A visita contou ainda com a presença da presidente da União de Freguesias de Moledo e Cristelo, Maria Goreti Verde, e do vereador Carlos Castro. No local foi confirmada a necessidade de intervenção no muro de defesa da praia, tendo em conta os efeitos da erosão costeira que se têm intensificado naquela zona do concelho de Caminha.
Segundo as entidades envolvidas, foi assumido um compromisso de colaboração entre a Agência Portuguesa do Ambiente, o município e a junta de freguesia para avançar com soluções que permitam reforçar a proteção da frente marítima.
A intervenção será desenvolvida em duas fases. A primeira, de caráter urgente, tem como objetivo estabilizar a praia e garantir condições de segurança e utilização durante a próxima época balnear. Numa segunda fase, de natureza estrutural, serão realizados estudos técnicos e sondagens para avaliar o estado do paredão e definir uma solução de intervenção mais duradoura.

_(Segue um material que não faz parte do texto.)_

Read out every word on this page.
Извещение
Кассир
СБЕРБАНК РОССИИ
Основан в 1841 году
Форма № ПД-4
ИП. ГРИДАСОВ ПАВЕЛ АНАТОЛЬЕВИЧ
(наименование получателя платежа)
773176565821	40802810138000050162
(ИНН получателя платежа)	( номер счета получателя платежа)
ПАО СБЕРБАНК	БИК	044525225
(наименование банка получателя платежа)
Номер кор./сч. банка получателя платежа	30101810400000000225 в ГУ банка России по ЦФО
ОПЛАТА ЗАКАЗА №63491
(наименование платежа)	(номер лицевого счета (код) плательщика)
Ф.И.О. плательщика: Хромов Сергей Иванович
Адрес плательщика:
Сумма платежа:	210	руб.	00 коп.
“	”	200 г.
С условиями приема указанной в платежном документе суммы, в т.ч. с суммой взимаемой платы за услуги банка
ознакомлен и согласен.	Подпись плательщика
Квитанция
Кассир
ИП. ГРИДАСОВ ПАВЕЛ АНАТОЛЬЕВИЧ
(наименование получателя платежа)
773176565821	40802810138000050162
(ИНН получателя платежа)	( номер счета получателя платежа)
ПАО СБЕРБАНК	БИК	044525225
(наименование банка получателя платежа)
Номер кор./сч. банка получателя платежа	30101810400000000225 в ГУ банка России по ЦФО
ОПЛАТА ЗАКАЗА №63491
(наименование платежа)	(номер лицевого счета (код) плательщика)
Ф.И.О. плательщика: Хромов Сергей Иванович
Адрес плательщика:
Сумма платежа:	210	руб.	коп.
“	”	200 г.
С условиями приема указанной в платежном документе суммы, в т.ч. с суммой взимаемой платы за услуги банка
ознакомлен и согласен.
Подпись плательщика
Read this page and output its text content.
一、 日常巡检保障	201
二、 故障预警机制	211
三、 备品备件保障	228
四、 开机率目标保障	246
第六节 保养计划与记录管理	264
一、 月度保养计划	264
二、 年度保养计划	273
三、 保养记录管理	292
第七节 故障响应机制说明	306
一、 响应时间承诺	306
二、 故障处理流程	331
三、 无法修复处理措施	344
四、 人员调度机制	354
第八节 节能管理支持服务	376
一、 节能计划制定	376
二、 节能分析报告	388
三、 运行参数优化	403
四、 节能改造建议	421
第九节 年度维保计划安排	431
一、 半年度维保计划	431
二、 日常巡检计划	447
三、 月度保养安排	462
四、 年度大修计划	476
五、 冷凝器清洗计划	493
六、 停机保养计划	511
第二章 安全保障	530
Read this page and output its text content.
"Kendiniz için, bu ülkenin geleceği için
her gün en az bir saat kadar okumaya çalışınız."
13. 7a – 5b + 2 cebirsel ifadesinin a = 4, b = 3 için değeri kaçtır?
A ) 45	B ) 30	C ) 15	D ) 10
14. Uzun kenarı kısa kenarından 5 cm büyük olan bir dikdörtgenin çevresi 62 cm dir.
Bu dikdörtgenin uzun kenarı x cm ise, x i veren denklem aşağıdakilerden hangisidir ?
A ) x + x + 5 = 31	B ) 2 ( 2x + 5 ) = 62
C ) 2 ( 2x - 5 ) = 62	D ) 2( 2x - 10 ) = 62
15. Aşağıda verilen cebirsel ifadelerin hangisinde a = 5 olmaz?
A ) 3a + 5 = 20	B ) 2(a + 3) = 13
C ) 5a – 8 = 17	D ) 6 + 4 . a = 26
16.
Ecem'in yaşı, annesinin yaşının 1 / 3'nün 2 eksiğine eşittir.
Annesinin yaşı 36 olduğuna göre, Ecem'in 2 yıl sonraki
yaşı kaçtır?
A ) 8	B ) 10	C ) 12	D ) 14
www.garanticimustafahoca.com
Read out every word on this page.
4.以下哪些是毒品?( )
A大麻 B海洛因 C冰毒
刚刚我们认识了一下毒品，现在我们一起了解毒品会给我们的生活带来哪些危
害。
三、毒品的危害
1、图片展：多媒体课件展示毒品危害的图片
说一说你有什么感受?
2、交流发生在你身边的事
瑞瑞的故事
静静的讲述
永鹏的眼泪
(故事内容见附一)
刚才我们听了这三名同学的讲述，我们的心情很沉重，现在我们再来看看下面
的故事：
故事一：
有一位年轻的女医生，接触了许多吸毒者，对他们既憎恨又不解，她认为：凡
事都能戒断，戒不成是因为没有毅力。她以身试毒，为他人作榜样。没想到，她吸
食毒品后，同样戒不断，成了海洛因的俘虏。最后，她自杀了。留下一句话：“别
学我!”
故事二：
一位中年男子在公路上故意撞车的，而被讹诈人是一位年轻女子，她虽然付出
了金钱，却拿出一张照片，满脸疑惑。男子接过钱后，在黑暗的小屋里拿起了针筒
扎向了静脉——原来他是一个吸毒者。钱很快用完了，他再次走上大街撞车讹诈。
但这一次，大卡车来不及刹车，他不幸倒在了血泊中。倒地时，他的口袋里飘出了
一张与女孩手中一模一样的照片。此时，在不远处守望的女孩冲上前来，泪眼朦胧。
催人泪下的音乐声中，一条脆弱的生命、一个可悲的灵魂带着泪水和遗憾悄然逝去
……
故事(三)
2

O projeto para a intervenção urgente será tratado como prioridade, prevendo-se a contratação de um projetista, a elaboração do projeto e o lançamento da respetiva empreitada. O investimento estimado poderá atingir cerca de quatro milhões de euros.
Em paralelo, está também prevista a alimentação artificial de areia no areal e a reparação dos geo-tubos atualmente danificados, medidas destinadas a reforçar a proteção da praia face à ação do mar.
A presidente da Câmara Municipal de Caminha, Liliana Silva, considera que a articulação entre as diferentes entidades demonstra o empenho na proteção de um dos espaços balneares mais emblemáticos do concelho e na salvaguarda da economia local, fortemente ligada ao turismo.